Saturday, July 5, 2008

Never the twain shall meet



Roy Blount, jr is funny in a deadpanned, droll, smart-assed educated redneck kind of way. He's become something of a celebrity in the PBS set because of his repeated appearance on the panel of the hilarious radio revue, Wait, Wait, Don't Tell Me.

I met Blount once in the billiards room of the Mark Twain House (a billiards room in which he remembers meeting Garrison Keillor) when I was helping to direct a video segment for a Twain House fundraiser. In fact, they were creating the video to help raise money for the visitors' center which is now the multi-million dollar anchor dragging them to the depths of bankruptcy ("Mark, twain," the depthfinders on river paddle boats called as the apocryphal story goes.) He was affable, direct and adamant about the need to preserve the Twain house as a reminder of the Twain legacy.

In a very enjoyable new essay in Time, Blount reflects upon Twain, his celebrity, his prescience, and the example he set for modern-day humorists and satirists.

He also talks about the financial troubles that the Twain house is having, similar, apparently to the troubles Twain himself had with the house when his million-dollar anchor was a proto-type (NPI) automatic typesetting machine.

Blount also quotes Twain, an always enjoyable pastime, from some of his lesser-known, and darker works, on war, religion and politics.

My favorite, and one I hadn't read before, is now a favorite. In defense of keeping "In God We Trust," on US coins, when Teddy Roosevelt wanted to protect God's name from being exchanged in questionable establishments, Twain wrote that the tribute to the creator was: "simple, direct, gracefully phrased; it always sounds well--In God We Trust. I don't believe it would sound any better if it were true."

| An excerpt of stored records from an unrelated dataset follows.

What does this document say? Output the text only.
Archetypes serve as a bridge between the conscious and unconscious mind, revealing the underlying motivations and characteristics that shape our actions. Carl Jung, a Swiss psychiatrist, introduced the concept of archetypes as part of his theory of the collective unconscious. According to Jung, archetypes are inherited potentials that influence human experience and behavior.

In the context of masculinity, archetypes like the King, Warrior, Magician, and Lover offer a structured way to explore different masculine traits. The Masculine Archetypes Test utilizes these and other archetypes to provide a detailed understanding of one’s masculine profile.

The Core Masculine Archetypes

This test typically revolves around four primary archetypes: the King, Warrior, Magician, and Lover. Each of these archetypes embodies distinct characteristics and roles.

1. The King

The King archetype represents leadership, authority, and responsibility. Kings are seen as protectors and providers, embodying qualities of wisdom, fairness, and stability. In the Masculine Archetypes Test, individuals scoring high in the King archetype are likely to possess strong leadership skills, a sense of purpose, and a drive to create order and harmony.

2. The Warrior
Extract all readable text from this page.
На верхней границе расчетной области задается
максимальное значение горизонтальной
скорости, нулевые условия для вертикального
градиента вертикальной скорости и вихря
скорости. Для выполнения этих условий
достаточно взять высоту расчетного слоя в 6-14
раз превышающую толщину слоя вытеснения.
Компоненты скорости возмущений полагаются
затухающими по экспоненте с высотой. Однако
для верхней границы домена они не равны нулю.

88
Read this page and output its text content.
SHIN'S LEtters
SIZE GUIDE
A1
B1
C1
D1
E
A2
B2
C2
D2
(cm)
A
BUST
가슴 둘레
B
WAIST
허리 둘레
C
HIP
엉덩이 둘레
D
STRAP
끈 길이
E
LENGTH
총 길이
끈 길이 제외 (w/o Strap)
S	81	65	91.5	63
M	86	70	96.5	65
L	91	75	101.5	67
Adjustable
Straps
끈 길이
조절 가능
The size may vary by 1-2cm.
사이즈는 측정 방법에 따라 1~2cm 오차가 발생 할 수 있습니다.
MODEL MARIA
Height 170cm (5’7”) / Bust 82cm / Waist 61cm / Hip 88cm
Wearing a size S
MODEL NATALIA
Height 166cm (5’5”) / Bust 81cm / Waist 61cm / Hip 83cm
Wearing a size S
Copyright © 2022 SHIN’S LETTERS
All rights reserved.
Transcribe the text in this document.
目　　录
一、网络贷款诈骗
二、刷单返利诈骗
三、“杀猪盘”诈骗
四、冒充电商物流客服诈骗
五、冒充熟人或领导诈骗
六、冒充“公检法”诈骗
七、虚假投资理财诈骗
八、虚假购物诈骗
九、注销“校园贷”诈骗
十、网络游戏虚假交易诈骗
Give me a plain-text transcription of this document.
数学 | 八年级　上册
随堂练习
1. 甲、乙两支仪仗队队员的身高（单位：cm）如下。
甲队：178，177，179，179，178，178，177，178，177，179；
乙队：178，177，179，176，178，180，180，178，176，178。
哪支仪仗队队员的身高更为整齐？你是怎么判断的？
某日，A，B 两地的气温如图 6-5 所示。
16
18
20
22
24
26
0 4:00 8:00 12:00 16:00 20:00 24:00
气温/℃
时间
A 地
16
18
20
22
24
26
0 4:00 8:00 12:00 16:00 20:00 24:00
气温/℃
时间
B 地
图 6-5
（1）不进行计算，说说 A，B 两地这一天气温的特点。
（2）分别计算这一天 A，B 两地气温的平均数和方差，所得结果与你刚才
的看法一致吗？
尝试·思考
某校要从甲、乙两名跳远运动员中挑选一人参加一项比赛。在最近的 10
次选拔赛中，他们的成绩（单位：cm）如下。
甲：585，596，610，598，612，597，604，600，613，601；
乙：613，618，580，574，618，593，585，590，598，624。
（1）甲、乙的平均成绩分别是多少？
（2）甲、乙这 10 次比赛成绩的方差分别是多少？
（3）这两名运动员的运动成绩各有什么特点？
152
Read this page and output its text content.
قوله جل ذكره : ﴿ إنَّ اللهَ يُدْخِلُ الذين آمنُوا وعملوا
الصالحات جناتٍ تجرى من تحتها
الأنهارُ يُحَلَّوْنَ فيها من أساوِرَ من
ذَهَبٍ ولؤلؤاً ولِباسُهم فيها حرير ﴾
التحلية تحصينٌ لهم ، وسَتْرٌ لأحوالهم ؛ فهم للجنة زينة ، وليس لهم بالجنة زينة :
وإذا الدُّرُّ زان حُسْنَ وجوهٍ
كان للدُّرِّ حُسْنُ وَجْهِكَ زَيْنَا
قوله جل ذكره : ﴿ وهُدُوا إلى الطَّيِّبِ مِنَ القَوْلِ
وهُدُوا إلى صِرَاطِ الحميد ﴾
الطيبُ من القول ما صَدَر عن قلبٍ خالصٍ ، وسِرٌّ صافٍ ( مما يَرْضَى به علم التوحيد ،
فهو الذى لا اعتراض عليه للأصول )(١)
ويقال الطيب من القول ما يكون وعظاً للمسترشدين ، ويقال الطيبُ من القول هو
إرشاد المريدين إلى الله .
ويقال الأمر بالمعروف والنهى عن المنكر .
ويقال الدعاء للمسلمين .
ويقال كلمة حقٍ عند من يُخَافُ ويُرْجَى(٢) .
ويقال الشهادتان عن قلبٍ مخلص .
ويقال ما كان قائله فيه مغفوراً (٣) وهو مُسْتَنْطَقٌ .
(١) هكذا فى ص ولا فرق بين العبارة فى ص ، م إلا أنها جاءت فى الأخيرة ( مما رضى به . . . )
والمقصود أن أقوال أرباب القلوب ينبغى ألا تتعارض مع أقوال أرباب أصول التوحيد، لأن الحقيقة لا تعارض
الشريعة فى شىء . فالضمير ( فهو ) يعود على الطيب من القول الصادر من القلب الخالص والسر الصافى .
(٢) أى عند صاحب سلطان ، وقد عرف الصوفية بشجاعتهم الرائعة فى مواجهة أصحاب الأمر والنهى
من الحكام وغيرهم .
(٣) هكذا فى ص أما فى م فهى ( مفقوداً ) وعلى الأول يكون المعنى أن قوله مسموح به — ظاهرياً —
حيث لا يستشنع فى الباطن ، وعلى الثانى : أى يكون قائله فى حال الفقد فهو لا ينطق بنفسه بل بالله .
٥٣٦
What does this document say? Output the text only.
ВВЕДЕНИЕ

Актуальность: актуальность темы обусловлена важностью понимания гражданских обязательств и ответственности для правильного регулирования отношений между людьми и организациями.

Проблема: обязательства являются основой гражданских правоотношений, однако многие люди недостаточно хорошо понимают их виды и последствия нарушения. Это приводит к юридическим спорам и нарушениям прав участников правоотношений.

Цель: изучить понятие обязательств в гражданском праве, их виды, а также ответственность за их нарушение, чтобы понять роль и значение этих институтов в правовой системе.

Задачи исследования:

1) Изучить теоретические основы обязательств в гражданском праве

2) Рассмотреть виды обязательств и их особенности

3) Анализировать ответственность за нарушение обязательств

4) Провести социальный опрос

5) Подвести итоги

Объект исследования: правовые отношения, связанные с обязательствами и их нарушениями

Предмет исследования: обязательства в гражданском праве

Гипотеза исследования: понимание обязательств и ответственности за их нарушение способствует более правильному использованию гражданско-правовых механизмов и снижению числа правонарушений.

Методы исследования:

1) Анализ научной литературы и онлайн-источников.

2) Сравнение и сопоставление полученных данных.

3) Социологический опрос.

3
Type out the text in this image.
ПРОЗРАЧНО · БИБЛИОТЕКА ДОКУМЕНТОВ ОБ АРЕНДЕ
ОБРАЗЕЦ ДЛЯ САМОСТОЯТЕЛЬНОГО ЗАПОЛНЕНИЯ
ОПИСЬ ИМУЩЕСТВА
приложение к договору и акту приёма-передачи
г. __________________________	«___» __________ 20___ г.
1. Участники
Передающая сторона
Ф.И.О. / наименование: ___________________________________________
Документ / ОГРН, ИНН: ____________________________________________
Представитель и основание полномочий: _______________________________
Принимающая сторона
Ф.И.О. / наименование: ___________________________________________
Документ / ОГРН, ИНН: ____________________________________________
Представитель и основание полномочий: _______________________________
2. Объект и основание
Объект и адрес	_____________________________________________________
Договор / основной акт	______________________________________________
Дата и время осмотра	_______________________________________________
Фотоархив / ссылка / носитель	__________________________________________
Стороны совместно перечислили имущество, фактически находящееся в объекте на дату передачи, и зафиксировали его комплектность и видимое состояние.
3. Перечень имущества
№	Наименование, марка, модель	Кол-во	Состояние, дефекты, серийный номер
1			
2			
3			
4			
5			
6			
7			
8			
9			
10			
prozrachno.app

BTW, I think a quick-fix answer to the troubles at the Twain house is a benefit concert by Bruce Springsteen (who has visited the Twain house more than once) and the E-Street Band at the (lord help us) XL Center, hosted by Garrison Keillor with a warm-up by the panel of Wait Wait, Don't Tell Me. It may seem like a disconnect, and Twain might not enjoy Springsteen's earnestness, but he would be delighted with his politics. Jim Koplik, consider Huck Finn, would you?